Going with the grain
Amaranth, barley, buckwheat, bulgur, corn, einkorn (an ancient wheat), farro, freekeh (freaky?), Kamut (it’s trademarked), kaniwa, millet (includes pearl millet, foxtail millet, proso millet, finger millet/ ragi, and fonio), oats, quinoa, rice, rye, sorghum, spelt (huh?), teff (double huh?), wheat and wild rice. That’s the Whole Grains Council’s list of cereal grains -- and while you may not have heard of them all, they make up a great menu of high-fiber, heart-loving choices.
Enjoying grains -- steel-cut oats for breakfast, barley in your soup at lunch, and quinoa in a dinner stir-fry -- is an effective way to reduce bodywide inflammation and cut your risk for cardiovascular disease. That’s the conclusion of research published in JAMA Open Network. Investigators looked at the healthy-heart benefits of the fiber in cereal grains, vegetables and fruit, and found that only cereal was consistently associated with reduced levels of inflammation -- reducing CRP (Creactive protein) by 14%, for example. They also found that cereals are associated with a reduced risk of cardiovascular diseases. Increasing your intake of fiber by just 5 grams a day has great benefits.

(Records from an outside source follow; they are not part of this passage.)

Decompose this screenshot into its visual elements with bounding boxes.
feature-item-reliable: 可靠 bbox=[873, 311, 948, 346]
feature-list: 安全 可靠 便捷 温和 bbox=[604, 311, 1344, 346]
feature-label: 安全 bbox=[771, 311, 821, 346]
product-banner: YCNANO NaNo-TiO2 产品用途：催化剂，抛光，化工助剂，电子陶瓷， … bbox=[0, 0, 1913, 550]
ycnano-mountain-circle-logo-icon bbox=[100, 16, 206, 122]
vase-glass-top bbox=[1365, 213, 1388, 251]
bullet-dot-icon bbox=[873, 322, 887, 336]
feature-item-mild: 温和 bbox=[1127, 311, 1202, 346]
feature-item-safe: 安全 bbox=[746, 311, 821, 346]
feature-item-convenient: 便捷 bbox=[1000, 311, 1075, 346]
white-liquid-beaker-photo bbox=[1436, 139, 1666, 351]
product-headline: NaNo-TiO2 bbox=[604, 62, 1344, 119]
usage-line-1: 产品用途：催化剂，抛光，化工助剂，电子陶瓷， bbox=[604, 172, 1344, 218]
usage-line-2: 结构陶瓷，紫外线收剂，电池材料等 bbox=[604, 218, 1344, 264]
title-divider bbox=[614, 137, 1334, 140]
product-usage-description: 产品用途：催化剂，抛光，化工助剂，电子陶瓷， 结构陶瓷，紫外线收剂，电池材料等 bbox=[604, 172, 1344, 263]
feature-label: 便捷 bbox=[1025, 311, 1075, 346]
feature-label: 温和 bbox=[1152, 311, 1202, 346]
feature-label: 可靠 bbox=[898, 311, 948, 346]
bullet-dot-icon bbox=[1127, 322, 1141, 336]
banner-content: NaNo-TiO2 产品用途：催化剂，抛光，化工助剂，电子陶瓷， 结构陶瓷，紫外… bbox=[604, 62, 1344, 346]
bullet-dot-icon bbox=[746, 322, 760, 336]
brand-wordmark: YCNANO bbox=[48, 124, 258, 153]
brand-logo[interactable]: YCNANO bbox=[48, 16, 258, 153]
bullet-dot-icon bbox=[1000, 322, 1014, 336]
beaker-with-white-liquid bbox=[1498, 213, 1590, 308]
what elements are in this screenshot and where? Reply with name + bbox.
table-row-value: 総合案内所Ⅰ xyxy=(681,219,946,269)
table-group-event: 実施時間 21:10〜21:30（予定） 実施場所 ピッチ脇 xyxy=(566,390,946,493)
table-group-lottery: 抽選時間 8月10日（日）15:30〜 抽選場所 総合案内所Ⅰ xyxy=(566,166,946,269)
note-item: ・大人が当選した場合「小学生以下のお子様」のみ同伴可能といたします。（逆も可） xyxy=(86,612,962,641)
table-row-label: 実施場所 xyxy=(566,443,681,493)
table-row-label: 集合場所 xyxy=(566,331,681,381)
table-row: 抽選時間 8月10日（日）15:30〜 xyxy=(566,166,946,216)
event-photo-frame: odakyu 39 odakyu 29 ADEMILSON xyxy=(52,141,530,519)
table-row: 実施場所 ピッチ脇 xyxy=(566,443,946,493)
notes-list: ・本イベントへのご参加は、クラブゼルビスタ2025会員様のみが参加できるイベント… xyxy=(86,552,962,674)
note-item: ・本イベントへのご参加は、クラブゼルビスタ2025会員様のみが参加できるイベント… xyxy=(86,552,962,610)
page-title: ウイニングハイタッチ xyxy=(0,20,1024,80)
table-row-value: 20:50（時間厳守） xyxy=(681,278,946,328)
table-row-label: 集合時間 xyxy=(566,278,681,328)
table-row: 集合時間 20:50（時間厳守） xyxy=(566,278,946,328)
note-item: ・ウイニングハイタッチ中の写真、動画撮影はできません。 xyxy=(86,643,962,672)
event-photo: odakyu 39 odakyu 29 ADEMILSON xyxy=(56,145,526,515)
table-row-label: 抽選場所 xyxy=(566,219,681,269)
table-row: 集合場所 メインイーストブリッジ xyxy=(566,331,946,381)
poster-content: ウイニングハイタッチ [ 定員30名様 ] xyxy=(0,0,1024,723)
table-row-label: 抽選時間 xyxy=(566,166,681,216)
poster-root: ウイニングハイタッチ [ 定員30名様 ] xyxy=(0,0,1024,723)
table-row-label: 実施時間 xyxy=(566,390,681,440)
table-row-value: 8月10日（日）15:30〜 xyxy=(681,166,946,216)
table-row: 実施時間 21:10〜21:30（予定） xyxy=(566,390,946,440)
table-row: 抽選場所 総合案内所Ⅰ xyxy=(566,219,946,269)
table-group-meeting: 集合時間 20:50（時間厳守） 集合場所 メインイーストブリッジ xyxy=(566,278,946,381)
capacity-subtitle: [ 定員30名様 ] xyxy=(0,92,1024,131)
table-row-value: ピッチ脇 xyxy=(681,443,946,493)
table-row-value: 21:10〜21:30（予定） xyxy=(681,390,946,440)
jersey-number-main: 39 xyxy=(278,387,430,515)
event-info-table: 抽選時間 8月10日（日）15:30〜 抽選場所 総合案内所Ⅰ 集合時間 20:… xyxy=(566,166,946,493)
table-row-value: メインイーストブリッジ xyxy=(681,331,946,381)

But the anti-inflammatory powers of cereals aren’t the only way grains protect your heart -eating more grains knocks less healthy foods off your plate and improves your gut biome, too. The Cleveland Clinic recommends three to six servings a day and suggests you make sure to eat only 100% whole-wheat pasta and 100% wholegrain cereals (no sugar, syrup or honey added). So go with the 100% whole grain!